Raposa no galinheiro: Bolsonaro transfere demarcação de terras indígenas para a pasta da Agricultura

Uma das primeiras medidas adotadas pelo presidente da República, Jair Bolsonaro, logo após tomar posse em Brasília, na terça-feira (1°), foi a edição de uma medida provisória estabelecendo a nova estrutura do governo federal, incluindo a transferência da demarcação de terras indígenas para o Ministério da Agricultura.

Com o início do novo governo, a pasta da Agricultura, Pecuária e Abastecimento (Mapa) passou a ser chefiada pela ex-deputada federal Teresa Cristina, que pertencia à bancada ruralista da Câmara dos Deputados. Durante a transição, a nova equipe do Ministério havia afirmado que as atribuições referentes às demarcações não ficariam a cargo da instituição, mas sim de um conselho interministerial.

O texto da medida provisória, porém, estabelece que “a identificação, a delimitação, a demarcação e os registros das terras tradicionalmente ocupadas por indígenas” ficam a cargo do Ministério. Na prática, a medida retira a competência da Fundação Nacional do Índio (Funai) para lidar com as demarcações das terras indígenas.

A publicação também transfere do Instituto Nacional de Colonização e Reforma Agrária (Incra) para a pasta da Agricultura a responsabilidade pela regularização de terras quilombolas.

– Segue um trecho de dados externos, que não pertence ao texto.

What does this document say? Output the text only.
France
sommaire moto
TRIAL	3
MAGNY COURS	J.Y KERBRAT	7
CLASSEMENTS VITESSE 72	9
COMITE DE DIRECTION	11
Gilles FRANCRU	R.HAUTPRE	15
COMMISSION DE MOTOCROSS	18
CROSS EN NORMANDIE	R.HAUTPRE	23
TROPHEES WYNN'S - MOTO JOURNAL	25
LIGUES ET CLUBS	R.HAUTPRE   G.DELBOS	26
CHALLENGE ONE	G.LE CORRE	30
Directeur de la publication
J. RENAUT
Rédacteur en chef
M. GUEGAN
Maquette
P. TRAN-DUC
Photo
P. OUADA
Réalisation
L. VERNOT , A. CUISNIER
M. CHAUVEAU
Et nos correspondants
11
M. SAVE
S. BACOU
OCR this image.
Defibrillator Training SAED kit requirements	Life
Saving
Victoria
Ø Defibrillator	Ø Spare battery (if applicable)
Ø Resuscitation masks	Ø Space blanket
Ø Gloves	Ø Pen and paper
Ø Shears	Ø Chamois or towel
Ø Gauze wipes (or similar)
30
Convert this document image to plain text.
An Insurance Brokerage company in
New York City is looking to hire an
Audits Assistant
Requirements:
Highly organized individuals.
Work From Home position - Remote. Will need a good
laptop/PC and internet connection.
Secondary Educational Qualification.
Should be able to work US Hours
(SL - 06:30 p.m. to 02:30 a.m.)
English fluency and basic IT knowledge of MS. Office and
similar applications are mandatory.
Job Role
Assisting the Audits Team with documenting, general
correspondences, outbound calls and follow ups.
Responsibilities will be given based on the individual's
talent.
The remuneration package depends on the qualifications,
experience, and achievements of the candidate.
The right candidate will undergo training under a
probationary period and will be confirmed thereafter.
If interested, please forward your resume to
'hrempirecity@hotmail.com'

A medida provisória se restringe a indicar qual órgão ficará encarregado da tarefa, sem informar como funcionará o processo de demarcação.

O órgão também controlará o Serviço Florestal Brasileiro e atuará em conjunto com o Ministério do Meio Ambiente na administração das florestas públicas. A nova medida provisória foi publicada na edição desta quarta-feira (2) do Diário Oficial da União, com a assinatura do presidente Jair Bolsonaro e do ministro da Casa Civil, Onyx Lorenzoni.

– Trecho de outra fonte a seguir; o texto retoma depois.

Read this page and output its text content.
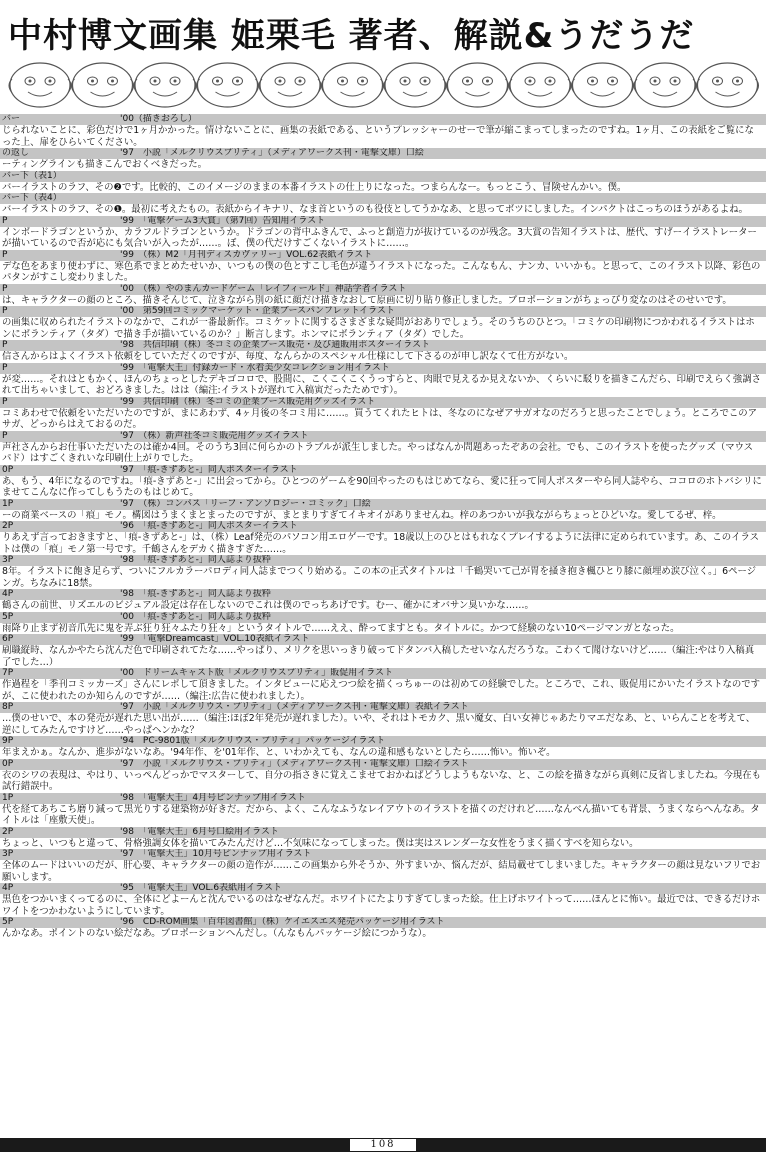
中村博文画集 姫栗毛 著者、解説&うだうだ
バー	'00（描きおろし）
じられないことに、彩色だけで1ヶ月かかった。情けないことに、画集の表紙である、というプレッシャーのせーで筆が縮こまってしまったのですね。1ヶ月、この表紙をご覧になった上、扉をひらいてください。
の返し	'97　小説「メルクリウスプリティ」（メディアワークス刊・電撃文庫）口絵
ーティングラインも描きこんでおくべきだった。
バー下（表1）
バーイラストのラフ、その❷です。比較的、このイメージのままの本番イラストの仕上りになった。つまらんなー。もっとこう、冒険せんかい。僕。
バー下（表4）
バーイラストのラフ、その❶。最初に考えたもの。表紙からイキナリ、なま首というのも役伎としてうかなあ、と思ってボツにしました。インパクトはこっちのほうがあるよね。
P	'99　「電撃ゲーム3大賞」（第7回）告知用イラスト
インボードラゴンというか、カラフルドラゴンというか。ドラゴンの背中ふきんで、ふっと創造力が抜けているのが残念。3大賞の告知イラストは、歴代、すげーイラストレーターが描いているので否が応にも気合いが入ったが……。ぼ、僕の代だけすごくないイラストに……。
P	'99　（株）M2「月刊ディスカヴァリー」VOL.62表紙イラスト
デな色をあまり使わずに、寒色系でまとめたせいか、いつもの僕の色とすこし毛色が違うイラストになった。こんなもん、ナンカ、いいかも。と思って、このイラスト以降、彩色のパタンがすこし変わりました。
P	'00　（株）やのまんカードゲーム「レイフィールド」神話学者イラスト
は、キャラクターの顔のところ、描きそんじて、泣きながら別の紙に顔だけ描きなおして原画に切り貼り修正しました。プロポーションがちょっぴり変なのはそのせいです。
P	'00　第59回コミックマーケット・企業ブースパンフレットイラスト
の画集に収められたイラストのなかで、これが一番最新作。コミケットに関するさまざまな疑問がおありでしょう。そのうちのひとつ。「コミケの印刷物につかわれるイラストはホンにボランティア（タダ）で描き手が描いているのか？」断言します。ホンマにボランティア（タダ）でした。
P	'98　共信印刷（株）冬コミの企業ブース販売・及び通販用ポスターイラスト
信さんからはよくイラスト依頼をしていただくのですが、毎度、なんらかのスペシャル仕様にして下さるのが申し訳なくて仕方がない。
P	'99　「電撃大王」付録カード・水着美少女コレクション用イラスト
が変……。それはともかく、ほんのちょっとしたデキゴコロで、股間に、こくこくこくうっすらと、肉眼で見えるか見えないか、くらいに駁りを描きこんだら、印刷でえらく強調されて出ちゃいまして、おどろきました。はは（編注:イラストが遅れて入稿寅だったためです）。
P	'99　共信印刷（株）冬コミの企業ブース販売用グッズイラスト
コミあわせで依頼をいただいたのですが、まにあわず、4ヶ月後の冬コミ用に……。買うてくれたヒトは、冬なのになぜアサガオなのだろうと思ったことでしょう。ところでこのアサガ、どっからはえておるのだ。
P	'97　（株）新声社冬コミ販売用グッズイラスト
声社さんからお仕事いただいたのは確か4回。そのうち3回に何らかのトラブルが派生しました。やっぱなんか問題あったぞあの会社。でも、このイラストを使ったグッズ（マウスパド）はすごくきれいな印刷仕上がりでした。
0P	'97　「痕-きずあと-」同人ポスターイラスト
あ、もう、4年になるのですね。「痕-きずあと-」に出会ってから。ひとつのゲームを90回やったのもはじめてなら、愛に狂って同人ポスターやら同人誌やら、ココロのホトバシリにませてこんなに作ってしもうたのもはじめて。
1P	'97　（株）コンパス「リーフ・アンソロジー・コミック」口絵
ーの商業ベースの「痕」モノ。構図はうまくまとまったのですが、まとまりすぎてイキオイがありませんね。梓のあつかいが我ながらちょっとひどいな。愛してるぜ、梓。
2P	'96　「痕-きずあと-」同人ポスターイラスト
りあえず言っておきますと、「痕-きずあと-」は、（株）Leaf発売のパソコン用エロゲーです。18歳以上のひとはもれなくプレイするように法律に定められています。あ、このイラストは僕の「痕」モノ第一号です。千鶴さんをデカく描きすぎた……。
3P	'98　「痕-きずあと-」同人誌より抜粋
8年。イラストに飽き足らず、ついにフルカラーパロディ同人誌までつくり始める。この本の正式タイトルは「千鶴哭いて己が胃を掻き抱き楓ひとり膝に顔埋め涙び泣く。」6ページンガ。ちなみに18禁。
4P	'98　「痕-きずあと-」同人誌より抜粋
鶴さんの前世、リズエルのビジュアル設定は存在しないのでこれは僕のでっちあげです。むー、確かにオバサン臭いかな……。
5P	'00　「痕-きずあと-」同人誌より抜粋
雨降り止まず初音爪先に鬼を弄ぶ狂り狂々ふたり狂々」というタイトルで……ええ、酔ってますとも。タイトルに。かつて経験のない10ページマンガとなった。
6P	'99　「電撃Dreamcast」VOL.10表紙イラスト
刷職縦時、なんかやたら沈んだ色で印刷されてたな……やっぱり、メリクを思いっきり破ってドタンバ入稿したせいなんだろうな。こわくて聞けないけど……（編注:やはり入稿真了でした…）
7P	'00　ドリームキャスト版「メルクリウスプリティ」販促用イラスト
作過程を「季刊コミッカーズ」さんにレポして頂きました。インタビューに応えつつ絵を描くっちゅーのは初めての経験でした。ところで、これ、販促用にかいたイラストなのですが、こに使われたのか知らんのですが……（編注:広告に使われました）。
8P	'97　小説「メルクリウス・プリティ」（メディアワークス刊・電撃文庫）表紙イラスト
…僕のせいで、本の発売が遅れた思い出が……（編注:ほぼ2年発売が遅れました）。いや、それはトモカク、黒い魔女、白い女神じゃあたりマエだなあ、と、いらんことを考えて、逆にしてみたんですけど……やっぱヘンかな？
9P	'94　PC-9801版「メルクリウス・プリティ」パッケージイラスト
年まえかぁ。なんか、進歩がないなあ。'94年作、を'01年作、と、いわかえても、なんの違和感もないとしたら……怖い。怖いぞ。
0P	'97　小説「メルクリウス・プリティ」（メディアワークス刊・電撃文庫）口絵イラスト
衣のシワの表現は、やはり、いっぺんどっかでマスターして、自分の指さきに覚えこませておかねばどうしようもないな、と、この絵を描きながら真剣に反省しましたね。今現在も試行錯誤中。
1P	'98　「電撃大王」4月号ピンナップ用イラスト
代を経てあちこち磨り減って黒光りする建築物が好きだ。だから、よく、こんなふうなレイアウトのイラストを描くのだけれど……なんべん描いても背景、うまくならへんなあ。タイトルは「座敷天使」。
2P	'98　「電撃大王」6月号口絵用イラスト
ちょっと、いつもと違って、骨格強調女体を描いてみたんだけど…不気味になってしまった。僕は実はスレンダーな女性をうまく描くすべを知らない。
3P	'97　「電撃大王」10月号ピンナップ用イラスト
全体のムードはいいのだが、肝心要、キャラクターの顔の造作が……この画集から外そうか、外すまいか、悩んだが、結局載せてしまいました。キャラクターの顔は見ないフリでお願いします。
4P	'95　「電撃大王」VOL.6表紙用イラスト
黒色をつかいまくってるのに、全体にどよーんと沈んでいるのはなぜなんだ。ホワイトにたよりすぎてしまった絵。仕上げホワイトって……ほんとに怖い。最近では、できるだけホワイトをつかわないようにしています。
5P	'96　CD-ROM画集「百年図書館」（株）ケイエスエス発売パッケージ用イラスト
んかなあ。ポイントのない絵だなあ。プロポーションへんだし。（んなもんパッケージ絵につかうな）。
108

Durante a campanha, Bolsonaro havia dito que os povos indígenas não terão novas terras demarcadas e chegou a cogitar a revisão da demarcação de algumas reservas, como a Raposa Serra do Sol.


Mero devaneio

Bolsonaro pode falar o que quiser, mas terá de cumprir o que determina a Constituição e respeitar as decisões da Justiça, goste ou não. E no tocante à reserva indígena Raposa Serra do Sol, o presidente da República terá de guardar a fanfarronice na gaveta, porque o Supremo Tribunal Federal STF) há muito decidiu sobre o tema.

Ex-presidente do Supremo Tribunal Federal (STF), o ex-ministro Carlos Ayres Britto afirma que a demarcação da terra indígena Raposa Serra do Sol não pode ser revista pelo próximo governo. Ayres Britto foi relator da ação julgada pelo STF em 2009. “A decisão transitou em julgado. Foi uma decisão histórica. Para os índios, é direito adquirido”, afirma.

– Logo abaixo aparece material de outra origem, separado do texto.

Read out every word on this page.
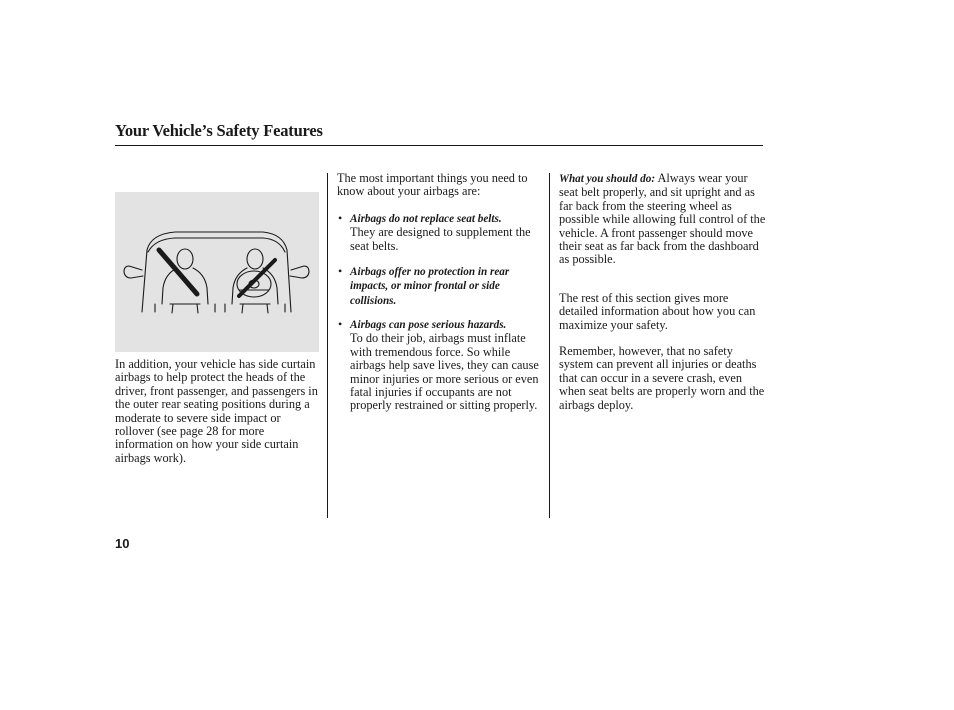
Your Vehicle’s Safety Features

In addition, your vehicle has side curtain airbags to help protect the heads of the driver, front passenger, and passengers in the outer rear seating positions during a moderate to severe side impact or rollover (see page 28 for more information on how your side curtain airbags work).

The most important things you need to know about your airbags are:

• Airbags do not replace seat belts.
They are designed to supplement the seat belts.
• Airbags offer no protection in rear impacts, or minor frontal or side collisions.
• Airbags can pose serious hazards.
To do their job, airbags must inflate with tremendous force. So while airbags help save lives, they can cause minor injuries or more serious or even fatal injuries if occupants are not properly restrained or sitting properly.

What you should do: Always wear your seat belt properly, and sit upright and as far back from the steering wheel as possible while allowing full control of the vehicle. A front passenger should move their seat as far back from the dashboard as possible.

The rest of this section gives more detailed information about how you can maximize your safety.

Remember, however, that no safety system can prevent all injuries or deaths that can occur in a severe crash, even when seat belts are properly worn and the airbags deploy.

10
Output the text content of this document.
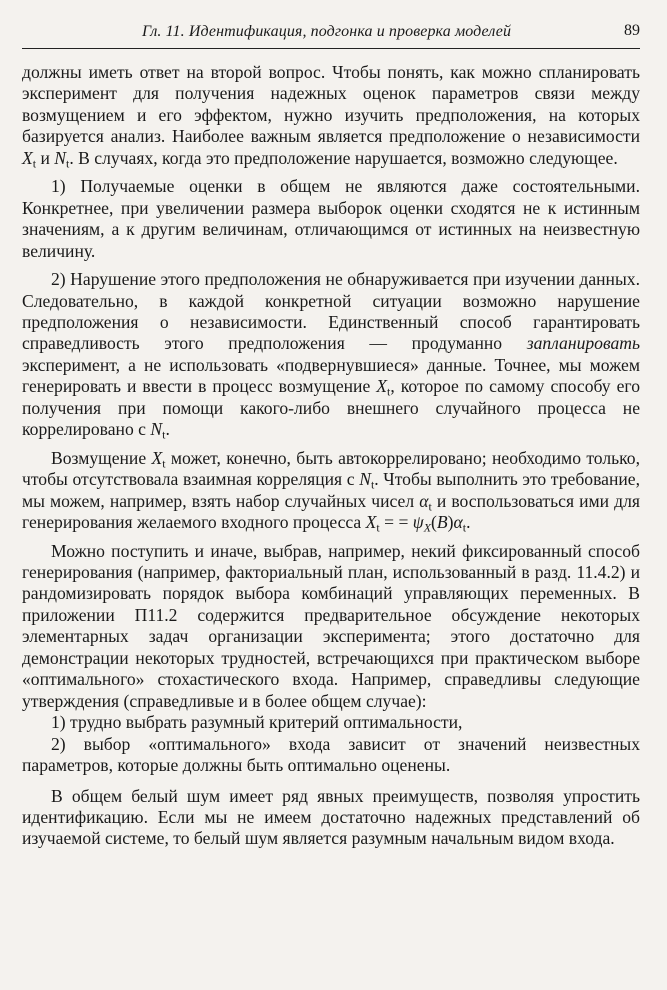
Гл. 11. Идентификация, подгонка и проверка моделей	89

должны иметь ответ на второй вопрос. Чтобы понять, как можно спланировать эксперимент для получения надежных оценок параметров связи между возмущением и его эффектом, нужно изучить предположения, на которых базируется анализ. Наиболее важным является предположение о независимости $X_t$ и $N_t$. В случаях, когда это предположение нарушается, возможно следующее.

1) Получаемые оценки в общем не являются даже состоятельными. Конкретнее, при увеличении размера выборок оценки сходятся не к истинным значениям, а к другим величинам, отличающимся от истинных на неизвестную величину.

2) Нарушение этого предположения не обнаруживается при изучении данных. Следовательно, в каждой конкретной ситуации возможно нарушение предположения о независимости. Единственный способ гарантировать справедливость этого предположения — продуманно запланировать эксперимент, а не использовать «подвернувшиеся» данные. Точнее, мы можем генерировать и ввести в процесс возмущение $X_t$, которое по самому способу его получения при помощи какого-либо внешнего случайного процесса не коррелировано с $N_t$.

Возмущение $X_t$ может, конечно, быть автокоррелировано; необходимо только, чтобы отсутствовала взаимная корреляция с $N_t$. Чтобы выполнить это требование, мы можем, например, взять набор случайных чисел $\alpha_t$ и воспользоваться ими для генерирования желаемого входного процесса $X_t$ = = $\psi_X(B)\alpha_t$.

Можно поступить и иначе, выбрав, например, некий фиксированный способ генерирования (например, факториальный план, использованный в разд. 11.4.2) и рандомизировать порядок выбора комбинаций управляющих переменных. В приложении П11.2 содержится предварительное обсуждение некоторых элементарных задач организации эксперимента; этого достаточно для демонстрации некоторых трудностей, встречающихся при практическом выборе «оптимального» стохастического входа. Например, справедливы следующие утверждения (справедливые и в более общем случае):

1) трудно выбрать разумный критерий оптимальности,

2) выбор «оптимального» входа зависит от значений неизвестных параметров, которые должны быть оптимально оценены.

В общем белый шум имеет ряд явных преимуществ, позволяя упростить идентификацию. Если мы не имеем достаточно надежных представлений об изучаемой системе, то белый шум является разумным начальным видом входа.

“Tivemos o cuidado de conciliar os interesses dos índios com os interesses nacionais. Não há motivo para rever nada, nada, nada”, afirma o ex-ministro. “As terras indígenas pertencem à União. Qual é o perigo para a soberania nacional? Nenhum”, completa.

As salvaguardas do Supremo não deixam dúvidas que “o usufruto dos índios não alcança a pesquisa e a lavra das riquezas minerais” e que as Forças Armadas não precisam consultar os índios ou a Funai para atuar na região.

“Ficam dizendo coisas imprecisas, e até equivocadas, para projetar antipatia contra os índios”, diz Ayres Britto. “Depois que o Estado paga uma dívida histórica, civilizatória, ele não pode mais estornar o pagamento e voltar a ser devedor”, acrescenta.

É preocupante, diz o ex-ministro, que “muita gente ainda fale em aculturar os índios”. “O índio não deixa de ser índio porque usa uma calça jeans. A lógica da Constituição não foi substituir a cultura dos índios pela dos brancos. Foi somá-las. Quando a pessoa não entende a lógica da Constituição, fica difícil”, critica.

Bolsonaro é, além de despreparado, muito mal assessorado. O que o obriga a passar por vexames e constrangimentos desnecessários, como o que envolve a declaração sobre a reserva indígena localizada no nordeste do estado de Roraima. Como bem lembrou o ex-ministro Ayres Britto, a decisão do STF sobre a Raposa Serra do Sol transitou em julgado e o governo não poderá alterar a demarcação da reserva.